The Ryzen 9 5950X is a decked out slice of silicon constructed with 16 physical CPU cores and 32 threads of computing muscle. It has a 3.4GHz base clock and up to a 4.9GHz boost clock, plus 64MB of L3 cache, 8MB of L2 cache, PCIe 4.0 support, and all of the performance benefits of AMD's fancy Zen 3 CPU architecture.

AMD's rated max boost clock does not factor in its Precision Boost Overdrive (PBO) feature. Under the right conditions with ample cooling, PBO allows for even higher clocks in short bursts, for added performance as needed. And that appears to be what we are spying in a handful of early benchmark results on Geekbench, presumably obtained by the same user and testbed.

AMD Ryzen 9 5950X

I say this because there are four recent Geekbench entries, all of which show the Ryzen 9 5950X hitting 5.04GHz in an ASUS ROG Crosshair VII Formula motherboard with 32GB of RAM installed. There is also an entry showing the same chip hitting 5.01GHz in an ASUS ROG Strix X570-I Gaming motherboard with 16GB of RAM.

One of them is shown above, and here is a high level overview of all five entries exceeding 5GHz...

AMD Ryzen 9 5950X Geekbench Entries

If we cherry pick the best single-core and multi-core results from the bunch, the Ryzen 9 5950X at 5.04GHz scored a high of 1,663 in the single-core test and 15,860 in the multi-core test. Or we can average out the entries (the top four runs were obtained at a max 5.04GHz clock), which works out to 1,655.25 for the single-core test and 15,824.25 for the multi-core test.

Scores are kind of all over the place for the Ryzen 9 3950X, but in one of the more recent benchmark runs in Windows, it posted a single-core score of 1,361 and a multi-core score of 14,833, for a rough reference.

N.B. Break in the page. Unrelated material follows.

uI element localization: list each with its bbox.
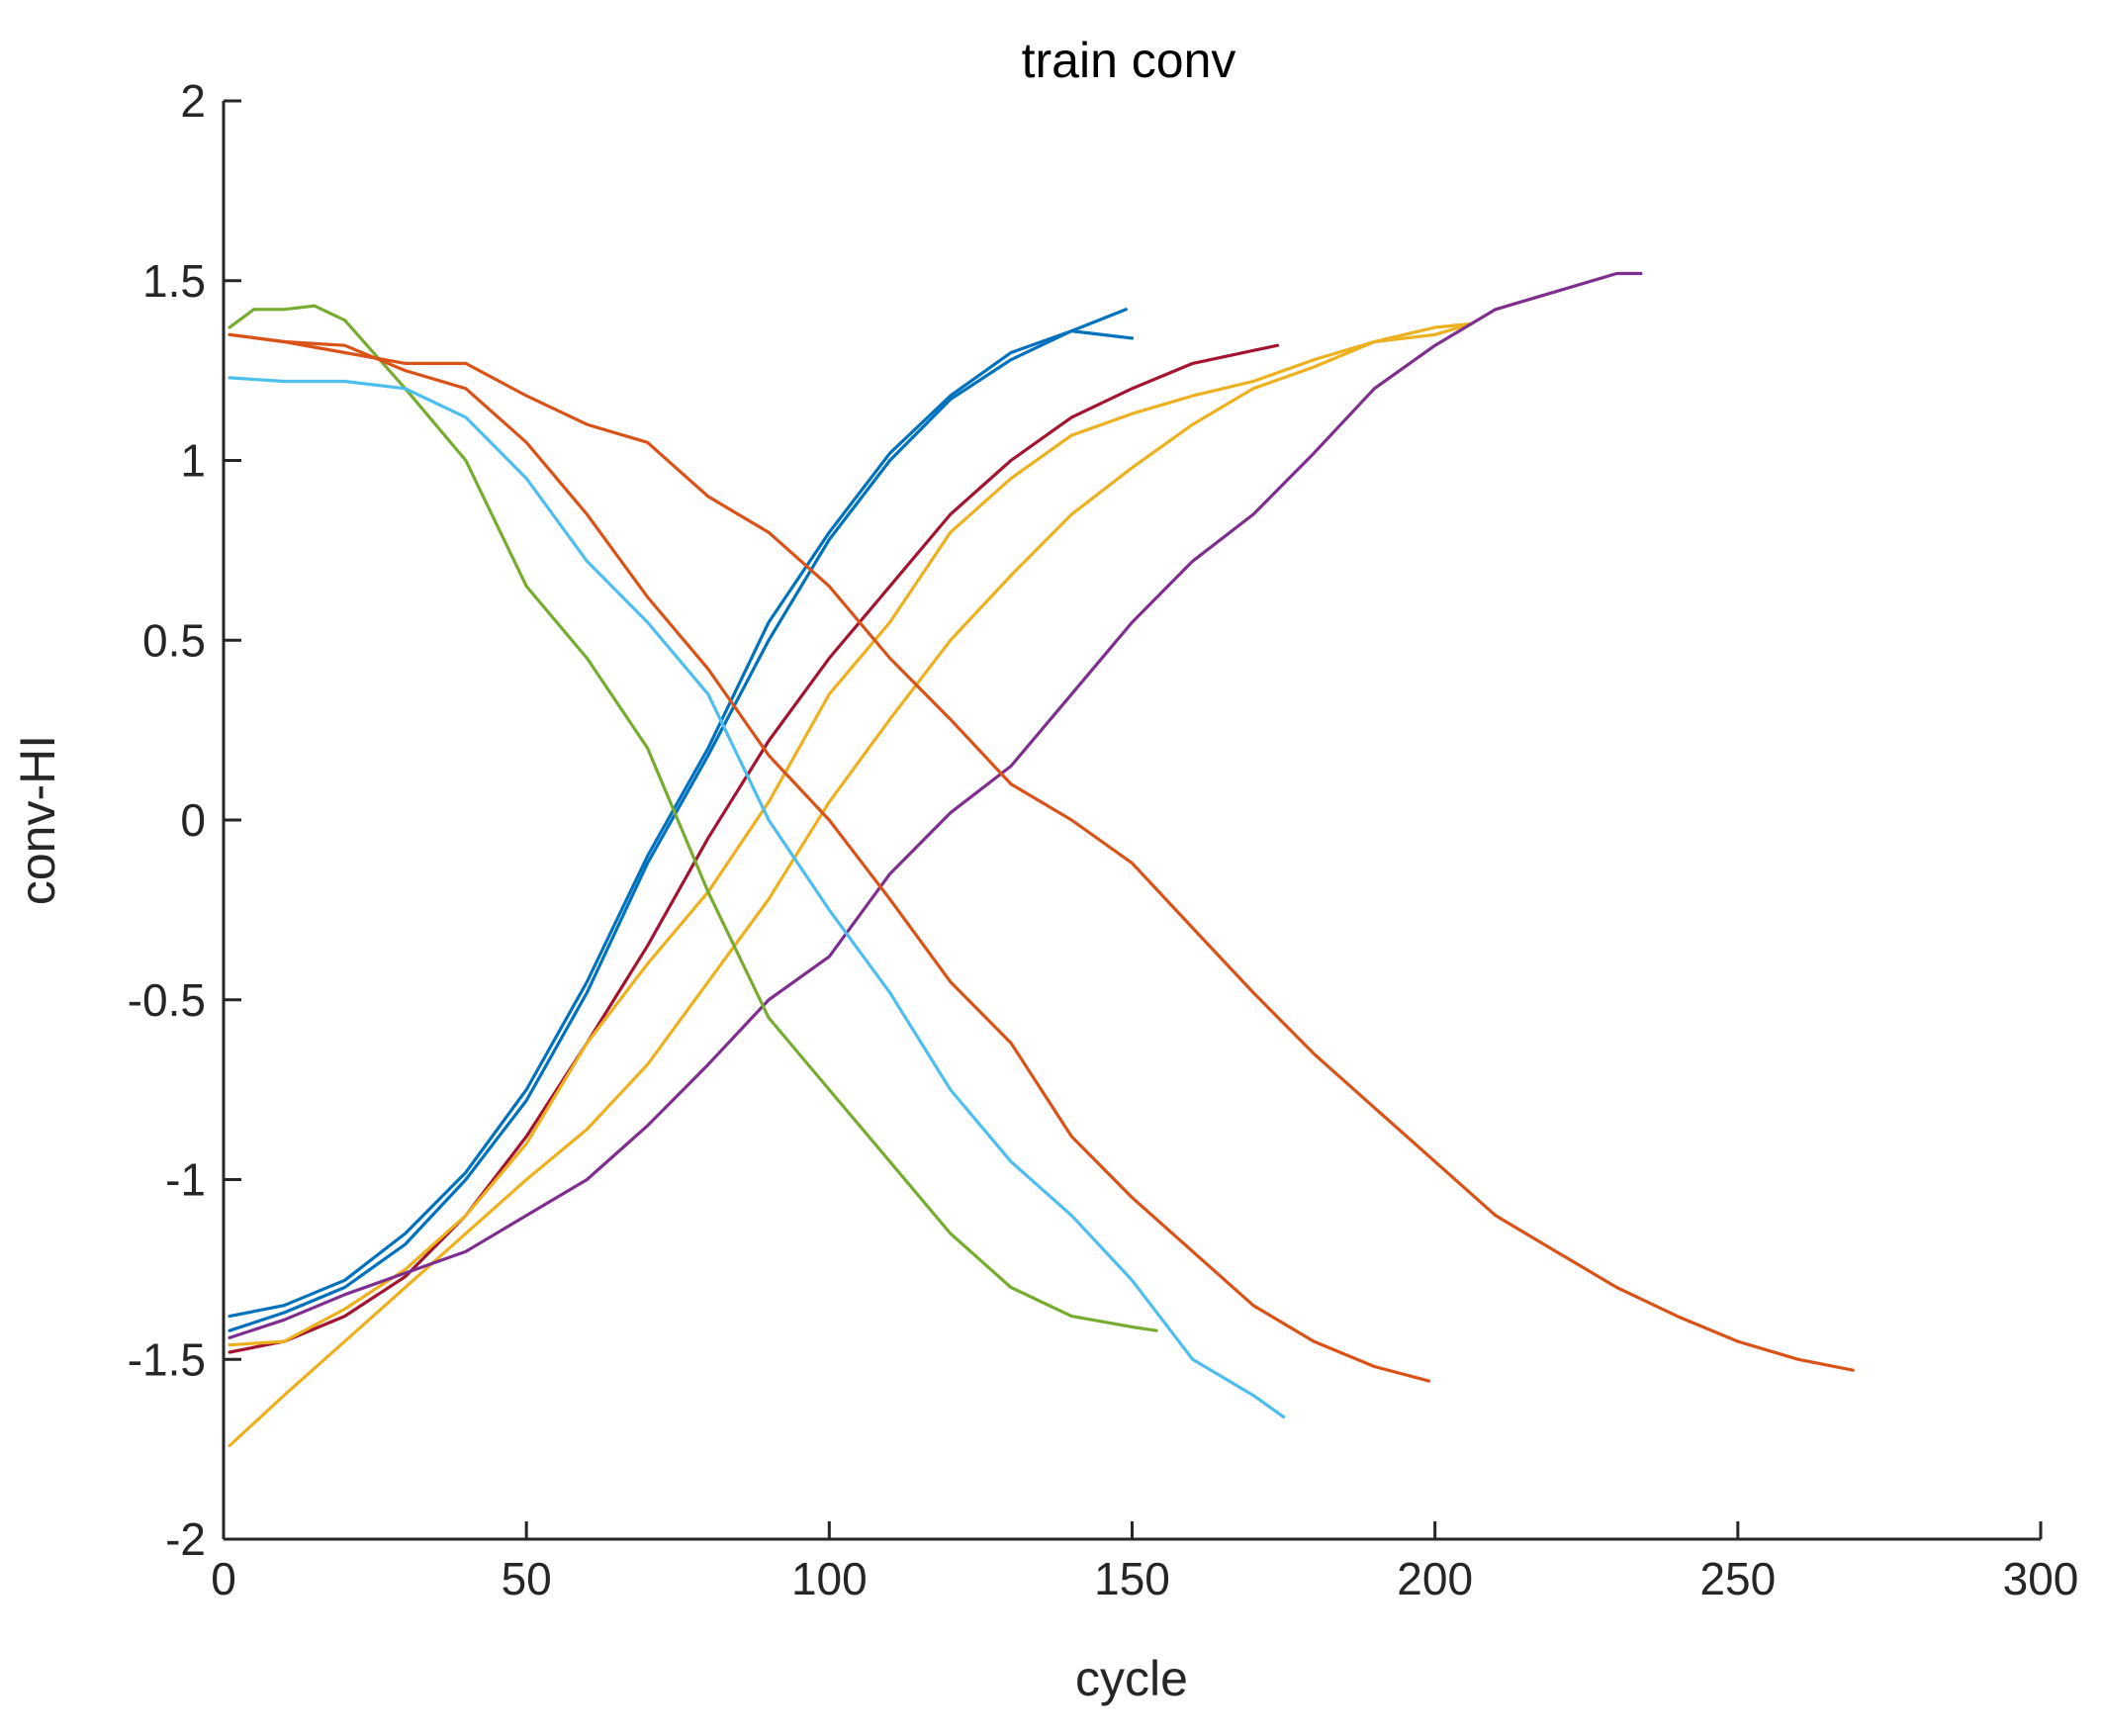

As spotted by @TUM_APISAK, AMD's other chips seem to be hitting higher-than-advertised clocks as well, courtesy of the company's PBO feature. Specifically...
  • Ryzen 9 5900X: 4.94GHz (versus 4.8GHz)
  • Ryzen 7 5800X: 4.84GHz (versus 4.7GHz)
  • Ryzen 5 5600X: 4.64GHz (versus 4.6GHz)
AMD's Ryzen 5000 series is already an enticing launch, assuming it delivers claimed 19 percent IPC uplift over Zen 2. We will find out soon enough—these chips release to the public on November 5.